Enter the geeks
Just because you're not nerd enough to have heard of it doesn't make the arrival of the Clarion Science Fiction Writers Workshop at UCSD any less a big deal. The 40-year-old summer writing course has produced such sci-fi luminaries as Bruce Sterling, Cory Doctorow (who will be in residence this year) and Kim Stanley Robinson.
Michigan State University, the program's home for the last 36 years, kicked them to the curb last year amid budget cuts. A lengthy search led to the selection of UCSD, the alma mater of Robinson, who is now its director.
“I have a very high opinion of UCSD,” Robinson told CityBeat. “I know it has somehow been the spawning ground for a lot of science fiction writers.”
As it turns out, UCSD has produced an unusually high fraction of big-name authors in the world of sci-fi and fantasy: Raymond Feist, Vernor Vinge and David Brinn, among others.
“Plus, it's a gigantic science school, and the whole biotech world is in San Diego,” he said.
Robinson plans to bring together UCSD researchers and engineers to talk to the newbie writers about the leading edge of research.
“Part of our hope here is we'll get a multi-faceted conversation going,” said Michael Bernstein, UCSD's dean of Arts and Humanities. “As a colleague said to me, ‘Science-fiction writing as the distant early-warning radar for scientific change.'”
Rock on, Murphy
Former San Diego Mayor Dick Murphy's remained pretty much out of sight since his last day in office in July 2005. Murphy announced his resignation three months prior, not too long after Time magazine placed him among the nation's three worst mayors and a grassroots recall movement started taking shape
We've been wondering when and where Murphy would resurface. A City Council meeting? A court hearing on the city's pension mess?
How about a rock-music dive?
Indeed, Monday morning, CityBeat music editor Troy Johnson started receiving e-mails about a Murphy sighting at The Casbah Sunday night (including one from Casbah owner Tim Mays, who confirmed that the former mayor paid for his tickets and didn't use his local-celebrity status to get on the guest list).

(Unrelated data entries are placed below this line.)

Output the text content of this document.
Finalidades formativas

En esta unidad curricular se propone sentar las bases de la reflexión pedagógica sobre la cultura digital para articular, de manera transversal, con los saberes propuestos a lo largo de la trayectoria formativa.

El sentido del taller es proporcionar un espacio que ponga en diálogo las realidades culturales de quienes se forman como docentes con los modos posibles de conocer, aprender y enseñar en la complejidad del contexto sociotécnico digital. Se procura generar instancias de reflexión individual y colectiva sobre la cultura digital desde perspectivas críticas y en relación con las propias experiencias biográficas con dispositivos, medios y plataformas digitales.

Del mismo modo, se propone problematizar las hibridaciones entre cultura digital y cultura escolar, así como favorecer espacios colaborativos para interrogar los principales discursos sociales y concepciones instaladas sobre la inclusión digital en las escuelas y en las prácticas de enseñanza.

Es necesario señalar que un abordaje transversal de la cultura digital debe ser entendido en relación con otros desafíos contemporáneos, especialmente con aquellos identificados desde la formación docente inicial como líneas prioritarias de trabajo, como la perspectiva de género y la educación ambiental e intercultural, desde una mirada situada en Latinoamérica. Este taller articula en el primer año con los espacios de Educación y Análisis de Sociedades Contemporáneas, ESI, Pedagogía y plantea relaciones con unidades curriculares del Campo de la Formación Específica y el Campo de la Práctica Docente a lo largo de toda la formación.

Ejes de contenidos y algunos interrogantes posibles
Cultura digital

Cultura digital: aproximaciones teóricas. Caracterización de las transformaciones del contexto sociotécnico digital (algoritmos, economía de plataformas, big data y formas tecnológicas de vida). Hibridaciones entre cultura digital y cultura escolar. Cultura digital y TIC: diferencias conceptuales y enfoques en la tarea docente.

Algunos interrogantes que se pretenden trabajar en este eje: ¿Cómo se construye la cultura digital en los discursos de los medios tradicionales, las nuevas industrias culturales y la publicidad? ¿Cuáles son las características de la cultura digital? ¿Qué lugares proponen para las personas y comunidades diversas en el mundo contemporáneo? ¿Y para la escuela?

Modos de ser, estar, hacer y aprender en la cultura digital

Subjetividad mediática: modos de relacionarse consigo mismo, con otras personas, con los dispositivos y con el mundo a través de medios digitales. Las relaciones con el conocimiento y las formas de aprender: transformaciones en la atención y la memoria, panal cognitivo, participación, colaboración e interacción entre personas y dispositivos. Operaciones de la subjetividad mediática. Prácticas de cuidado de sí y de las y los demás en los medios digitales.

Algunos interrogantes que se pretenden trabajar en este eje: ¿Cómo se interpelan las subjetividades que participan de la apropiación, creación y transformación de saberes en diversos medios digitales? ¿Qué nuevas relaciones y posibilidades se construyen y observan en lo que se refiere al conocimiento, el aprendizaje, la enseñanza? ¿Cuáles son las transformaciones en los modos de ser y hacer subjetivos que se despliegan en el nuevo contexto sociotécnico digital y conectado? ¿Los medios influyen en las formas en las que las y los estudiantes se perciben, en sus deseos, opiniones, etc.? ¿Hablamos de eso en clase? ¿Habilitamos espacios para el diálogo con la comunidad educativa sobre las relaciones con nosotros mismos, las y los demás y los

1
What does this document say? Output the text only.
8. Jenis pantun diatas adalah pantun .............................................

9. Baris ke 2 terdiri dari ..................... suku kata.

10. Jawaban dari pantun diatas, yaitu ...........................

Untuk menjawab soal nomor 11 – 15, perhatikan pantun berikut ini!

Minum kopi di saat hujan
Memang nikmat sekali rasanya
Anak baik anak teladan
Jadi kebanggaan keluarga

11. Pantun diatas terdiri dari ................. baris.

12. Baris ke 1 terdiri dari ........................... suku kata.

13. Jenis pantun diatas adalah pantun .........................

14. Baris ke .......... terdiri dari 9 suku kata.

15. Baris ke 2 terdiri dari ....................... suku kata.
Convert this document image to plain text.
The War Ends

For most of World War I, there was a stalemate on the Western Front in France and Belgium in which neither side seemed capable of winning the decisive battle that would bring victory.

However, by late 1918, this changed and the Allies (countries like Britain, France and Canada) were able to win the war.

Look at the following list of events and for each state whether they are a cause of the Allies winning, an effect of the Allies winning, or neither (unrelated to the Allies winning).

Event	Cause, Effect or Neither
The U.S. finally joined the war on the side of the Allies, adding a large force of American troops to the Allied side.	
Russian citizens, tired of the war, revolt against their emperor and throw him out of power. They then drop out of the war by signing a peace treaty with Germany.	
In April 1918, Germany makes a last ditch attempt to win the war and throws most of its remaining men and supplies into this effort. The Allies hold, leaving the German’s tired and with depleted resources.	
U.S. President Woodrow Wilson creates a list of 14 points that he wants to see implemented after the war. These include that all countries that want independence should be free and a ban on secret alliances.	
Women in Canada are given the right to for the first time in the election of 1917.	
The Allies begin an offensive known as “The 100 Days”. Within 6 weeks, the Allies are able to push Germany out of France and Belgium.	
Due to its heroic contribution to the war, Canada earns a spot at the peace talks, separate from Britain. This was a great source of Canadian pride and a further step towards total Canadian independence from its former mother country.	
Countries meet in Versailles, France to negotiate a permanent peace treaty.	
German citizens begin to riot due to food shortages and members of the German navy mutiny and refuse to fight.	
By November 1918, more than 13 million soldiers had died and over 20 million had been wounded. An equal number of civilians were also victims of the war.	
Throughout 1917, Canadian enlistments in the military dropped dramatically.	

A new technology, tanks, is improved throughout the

Murphy was there with his son to see Stephen Malkmus & The Jicks. Malkmus is the former lead singer of influential '90s indie-rock band Pavement—“one of the finest bands” of that decade, Village Voice music writer Robert Christgau has opined. The Jicks, Malkmus' most recent post-Pavement project, includes Janet Weiss on drums (Sleater-Kinney, Quasi).
Johnson tried to contact Murphy through John Kern, his former chief of staff, with no luck. But, by all accounts, Murphy was enjoying the show, even waiting to talk to Malkmus afterward.
Taste in music is a window to the soul. Dick Murphy, we underestimated you. We criticized you for being inaccessible and toeing the Republican line without ever knowing that you and CityBeat have something in common. We love Pavement. We like Malkmus—he's not strayed far from the dissonant, yet melodic, thinking-person's pop that defined Pavement—but we definitely like Pavement more. Which do you prefer?
Someday, maybe, we'll meet up in the Atari Lounge and chat over a pint of Guinness, at a Yo La Tengo show, perhaps?